I began to plan a new novel and alighted on a local street as the focus for part of it, intrigued by the narrowness of both roadway and houses (on one side) and the variety of the buildings on the other.
In common with the whole country, I was focused on the promised window for Christmas celebrations, since everything else in our area was banned. The plug was pulled on that just a few days before – the rainbow over the sea on 23rd December and the arrival of large print copies of The Margate Maid were a couple of moments of brightness at a tough time.
With my planned trip to London cancelled, I did at least manage to see friends who had recently recovered from the virus on Christmas Day. And the family gathered in London and India via Zoom. The period after Christmas, always a difficult one, was redeemed by walks, edits on Book 3 of The Margate Maid trilogy and the prospect of being able to spend a couple of days with family at last. When it wasn’t wet it was cold, but we got out to the beach all the same, and Ellis even had a picnic!
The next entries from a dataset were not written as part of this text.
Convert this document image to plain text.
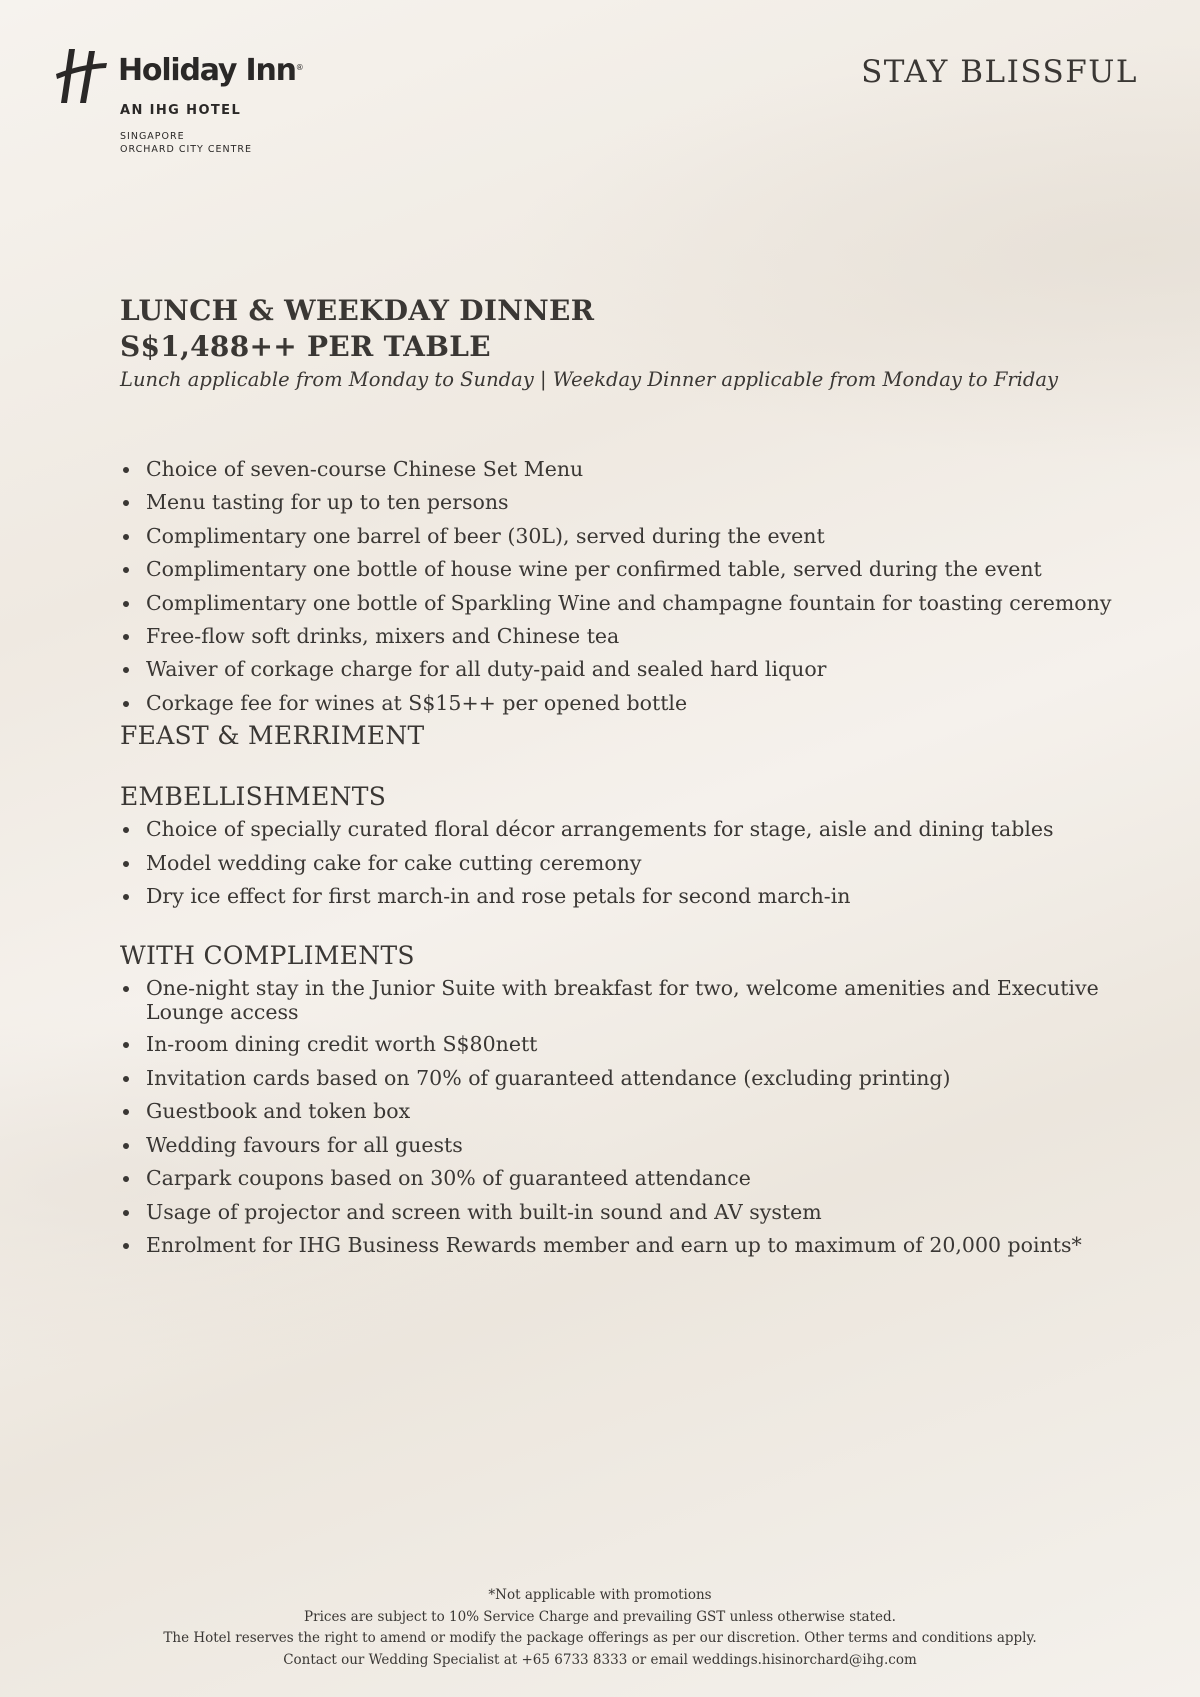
Holiday Inn®
AN IHG HOTEL
SINGAPORE
ORCHARD CITY CENTRE
STAY BLISSFUL
LUNCH & WEEKDAY DINNER
S$1,488++ PER TABLE
Lunch applicable from Monday to Sunday | Weekday Dinner applicable from Monday to Friday
Choice of seven-course Chinese Set Menu
Menu tasting for up to ten persons
Complimentary one barrel of beer (30L), served during the event
Complimentary one bottle of house wine per confirmed table, served during the event
Complimentary one bottle of Sparkling Wine and champagne fountain for toasting ceremony
Free-flow soft drinks, mixers and Chinese tea
Waiver of corkage charge for all duty-paid and sealed hard liquor
Corkage fee for wines at S$15++ per opened bottle
FEAST & MERRIMENT
EMBELLISHMENTS
Choice of specially curated floral décor arrangements for stage, aisle and dining tables
Model wedding cake for cake cutting ceremony
Dry ice effect for first march-in and rose petals for second march-in
WITH COMPLIMENTS
One-night stay in the Junior Suite with breakfast for two, welcome amenities and Executive Lounge access
In-room dining credit worth S$80nett
Invitation cards based on 70% of guaranteed attendance (excluding printing)
Guestbook and token box
Wedding favours for all guests
Carpark coupons based on 30% of guaranteed attendance
Usage of projector and screen with built-in sound and AV system
Enrolment for IHG Business Rewards member and earn up to maximum of 20,000 points*
*Not applicable with promotions
Prices are subject to 10% Service Charge and prevailing GST unless otherwise stated.
The Hotel reserves the right to amend or modify the package offerings as per our discretion. Other terms and conditions apply.
Contact our Wedding Specialist at +65 6733 8333 or email weddings.hisinorchard@ihg.com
January continued cold and wet, along with gales and a couple of named storms. Publication day for the paperback of A Maid’s Ruin was windy but sunny – a good day for a bracing walk along the beach to Broadstairs. And a glass of something fizzy to celebrate the following evening.
Spring flowers and lovely publication day flowers from my publisher, along with noticeably lighter afternoons, held the hint of better days to come as January rolled on.
A truly spectacular sunrise on a frosty Sunday morning had me out of bed and on the beach by 7.30 am – it was hard to do justice to the subtleties of the ever-changing colour in the sky with my phone camera, but the feeling of witnessing an amazing event stayed with me throughout the day.
The sunny skies on a beach walk the next day hide the fact that the paths were still slippery with ice at 10.30am and the shingle was actually frozen solid on the shady sides of the holm oaks on the beach.
Other than a slight dusting, which vanished by breakfast time one day, we escaped the snow which blanketed other parts of the country. Ellis, though, was surprised and delighted by his first experience of the white stuff.